Em sua ofensiva para retomar o poder, o Talibã abriu as portas de prisões de cada cidade conquistada, libertando seus combatentes e outros criminosos; muitos iam atrás de quem os condenou para se vingarem. Segundo relatos das associações internacionais, os juízes e suas famílias estavam tendo que se mudar de uma casa para outra ou passar dias em esconderijos precários em busca de segurança.
O visto humanitário para afegãos foi anunciado pelo Brasil em 3 de setembro. Em dezembro de 2020, o Brasil havia reconhecido a situação de “grave e generalizada violação de direitos humanos” no Afeganistão, algo que agiliza o processo de obtenção de refúgio por cidadãos desse país.

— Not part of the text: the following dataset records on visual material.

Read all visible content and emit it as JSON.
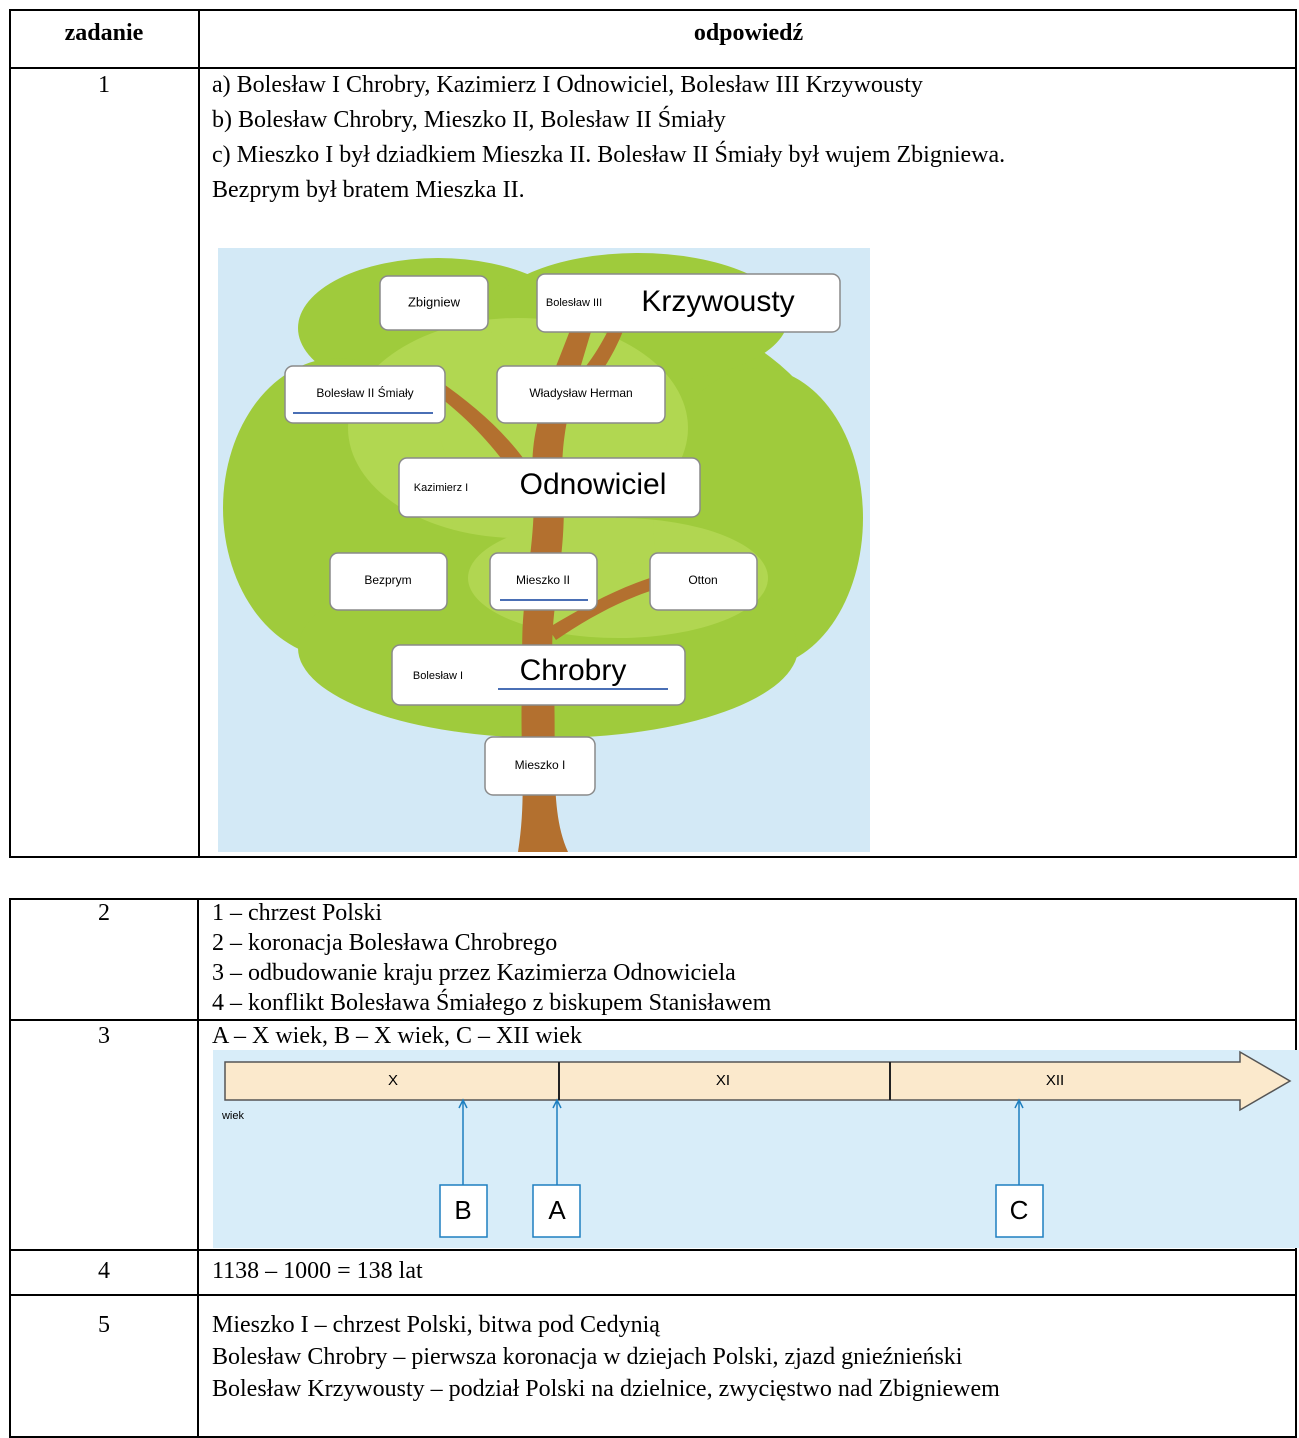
{
  "table1": {
    "header": [
      "zadanie",
      "odpowiedź"
    ],
    "rows": [
      {
        "number": "1",
        "lines": [
          "a) Bolesław I Chrobry, Kazimierz I Odnowiciel, Bolesław III Krzywousty",
          "b) Bolesław Chrobry, Mieszko II, Bolesław II Śmiały",
          "c) Mieszko I był dziadkiem Mieszka II. Bolesław II Śmiały był wujem Zbigniewa.",
          "Bezprym był bratem Mieszka II."
        ]
      }
    ]
  },
  "tree": {
    "labels": [
      "Zbigniew",
      "Bolesław III",
      "Krzywousty",
      "Bolesław II Śmiały",
      "Władysław Herman",
      "Kazimierz I",
      "Odnowiciel",
      "Bezprym",
      "Mieszko II",
      "Otton",
      "Bolesław I",
      "Chrobry",
      "Mieszko I"
    ]
  },
  "table2": {
    "rows": [
      {
        "number": "2",
        "lines": [
          "1 – chrzest Polski",
          "2 – koronacja Bolesława Chrobrego",
          "3 – odbudowanie kraju przez Kazimierza Odnowiciela",
          "4 – konflikt Bolesława Śmiałego z biskupem Stanisławem"
        ]
      },
      {
        "number": "3",
        "lines": [
          "A – X wiek, B – X wiek, C – XII wiek"
        ]
      },
      {
        "number": "4",
        "lines": [
          "1138 – 1000 = 138 lat"
        ]
      },
      {
        "number": "5",
        "lines": [
          "Mieszko I – chrzest Polski, bitwa pod Cedynią",
          "Bolesław Chrobry – pierwsza koronacja w dziejach Polski, zjazd gnieźnieński",
          "Bolesław Krzywousty – podział Polski na dzielnice, zwycięstwo nad Zbigniewem"
        ]
      }
    ]
  },
  "timeline": {
    "centuries": [
      "X",
      "XI",
      "XII"
    ],
    "axis_label": "wiek",
    "markers": [
      "B",
      "A",
      "C"
    ]
  }
}
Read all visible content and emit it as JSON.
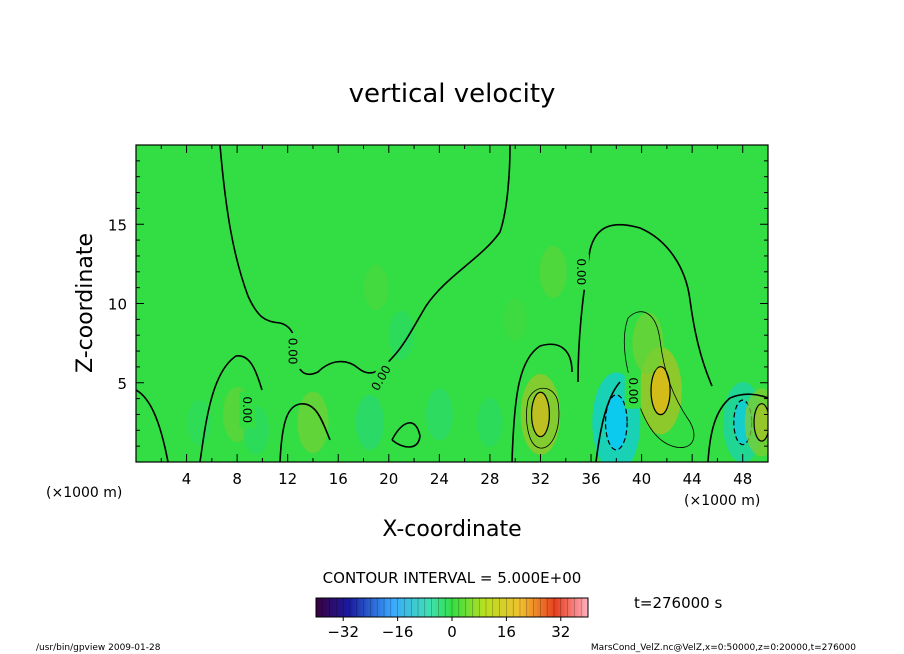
{
  "chart_data": {
    "type": "heatmap",
    "title": "vertical velocity",
    "xlabel": "X-coordinate",
    "ylabel": "Z-coordinate",
    "x_unit_left": "(×1000 m)",
    "x_unit_right": "(×1000 m)",
    "xlim": [
      0,
      50
    ],
    "ylim": [
      0,
      20
    ],
    "xticks": [
      4,
      8,
      12,
      16,
      20,
      24,
      28,
      32,
      36,
      40,
      44,
      48
    ],
    "yticks": [
      5,
      10,
      15
    ],
    "contour_interval_text": "CONTOUR INTERVAL = 5.000E+00",
    "contour_labels": [
      {
        "text": "0.00",
        "x": 12.4,
        "z": 7.0,
        "angle": 90
      },
      {
        "text": "0.00",
        "x": 8.8,
        "z": 3.3,
        "angle": 90
      },
      {
        "text": "0.00",
        "x": 19.4,
        "z": 5.3,
        "angle": -60
      },
      {
        "text": "0.00",
        "x": 35.2,
        "z": 12.0,
        "angle": 90
      },
      {
        "text": "0.00",
        "x": 39.3,
        "z": 4.5,
        "angle": 90
      }
    ],
    "time_text": "t=276000 s",
    "colorbar": {
      "min": -40,
      "max": 40,
      "tick_values": [
        -32,
        -16,
        0,
        16,
        32
      ],
      "tick_labels": [
        "−32",
        "−16",
        "0",
        "16",
        "32"
      ]
    },
    "cells": [
      {
        "x": 8,
        "z": 3,
        "w": 3
      },
      {
        "x": 14,
        "z": 2.5,
        "w": 4
      },
      {
        "x": 9.5,
        "z": 2,
        "w": -2
      },
      {
        "x": 5,
        "z": 2.5,
        "w": -1.5
      },
      {
        "x": 18.5,
        "z": 2.5,
        "w": -3
      },
      {
        "x": 32,
        "z": 3,
        "w": 7
      },
      {
        "x": 38,
        "z": 2.5,
        "w": -10
      },
      {
        "x": 41.5,
        "z": 4.5,
        "w": 8
      },
      {
        "x": 40.5,
        "z": 7.5,
        "w": 4
      },
      {
        "x": 48,
        "z": 2.5,
        "w": -7
      },
      {
        "x": 49.5,
        "z": 2.5,
        "w": 5
      },
      {
        "x": 24,
        "z": 3,
        "w": -2.5
      },
      {
        "x": 28,
        "z": 2.5,
        "w": -2
      },
      {
        "x": 21,
        "z": 8,
        "w": -2
      },
      {
        "x": 33,
        "z": 12,
        "w": 2.5
      },
      {
        "x": 30,
        "z": 9,
        "w": 1
      },
      {
        "x": 19,
        "z": 11,
        "w": 1.5
      }
    ]
  },
  "footer": {
    "left": "/usr/bin/gpview   2009-01-28",
    "right": "MarsCond_VelZ.nc@VelZ,x=0:50000,z=0:20000,t=276000"
  }
}
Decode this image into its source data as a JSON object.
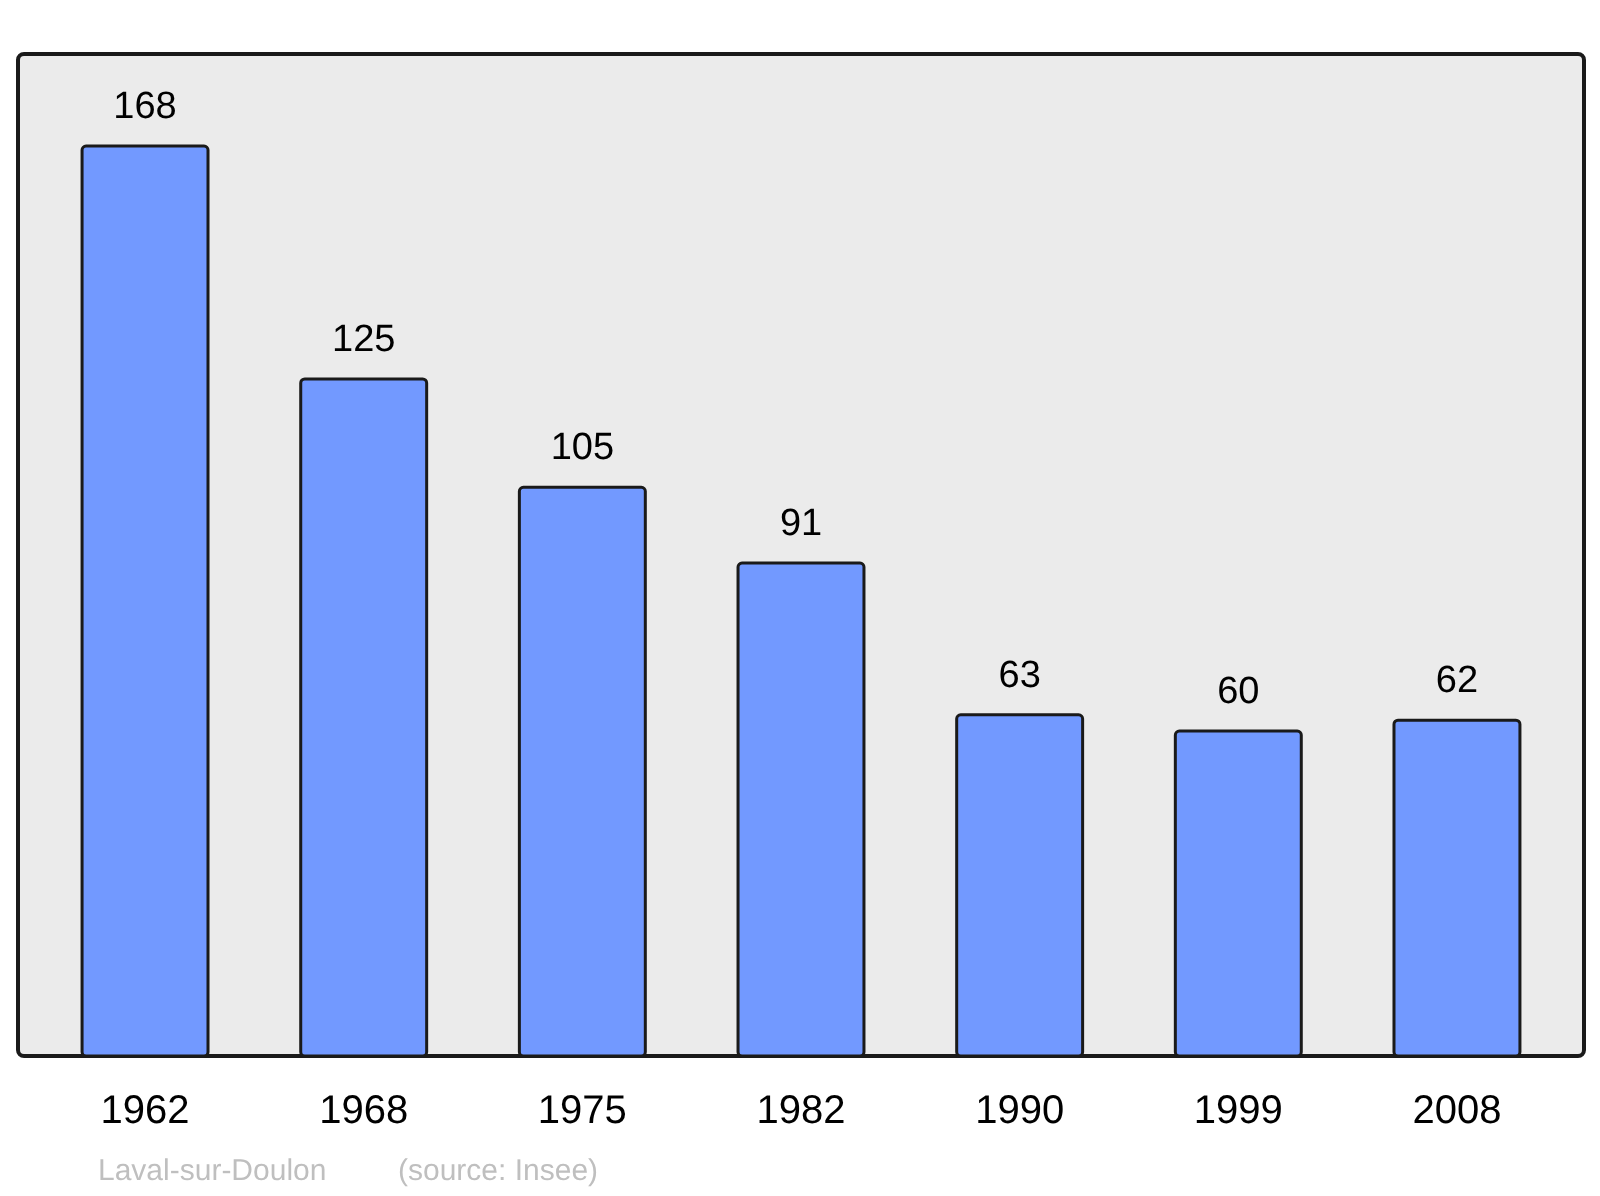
{
  "chart_data": {
    "type": "bar",
    "categories": [
      "1962",
      "1968",
      "1975",
      "1982",
      "1990",
      "1999",
      "2008"
    ],
    "values": [
      168,
      125,
      105,
      91,
      63,
      60,
      62
    ],
    "color": "#7299ff",
    "ylim": [
      0,
      185
    ],
    "data_labels": true,
    "tick_labels": "x",
    "annotations": [
      "Laval-sur-Doulon",
      "(source: Insee)"
    ]
  }
}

Só é possível fazer essa solicitação, porém, estando já no Brasil, e, para a viagem, os afegãos precisam de visto. Até então, era preciso pleitear o documento de turismo ou o destinado a reunião familiar, mais difíceis de serem obtidos, especialmente para quem sai às pressas de uma situação de crise humanitária.
A nota conjunta da Justiça e do Itamaraty que anunciou a portaria do visto humanitário afirmava que o país levaria em conta, entre as prioridades, “a situação particular das magistradas afegãs que foi trazida ao conhecimento do governo brasileiro”.
Os alertas para o risco corrido pelas juízas já vinham desde antes de as tropas americanas deixarem o país e cresceram após o assassinato de duas juízas do Supremo Tribunal afegão em um ataque em janeiro deste ano.
Atualmente, são poucos os refugiados afegãos em território brasileiro: no total, há 162 já reconhecidos e 49 processos em andamento, segundo dados recentes do Ministério da Justiça.
Há outras iniciativas para trazer refugiados afegãos para o Brasil, de empresas, organizações não governamentais e grupos de voluntários. Algumas delas se dizem confusas em relação ao passo a passo do processo para obter o visto e afirmam que têm esbarrado em dificuldades, como uma longa lista de exigências feitas por embaixadas brasileiras.
Entre as exigências, estão plano de saúde e odontológico, renda mensal, hospedagem, alimentação, transporte, teste PCR para Covid-19 e custos para revalidação de diplomas, por exemplo.
Segundo a Defensoria Pública da União (DPU), os novos requisitos são ilegais. A entidade enviou uma petição ao Ministério das Relações Exteriores solicitando modificação dos critérios e mais transparência nas informações sobre o processo.
O Itamaraty, por sua vez, disse que as orientações em questão foram repassadas às embaixadas apenas para casos em que o pedido de visto humanitário se dê por meio de instituições privadas ou ONGs e envolva grupos numerosos de pessoas e que não são obrigatórias.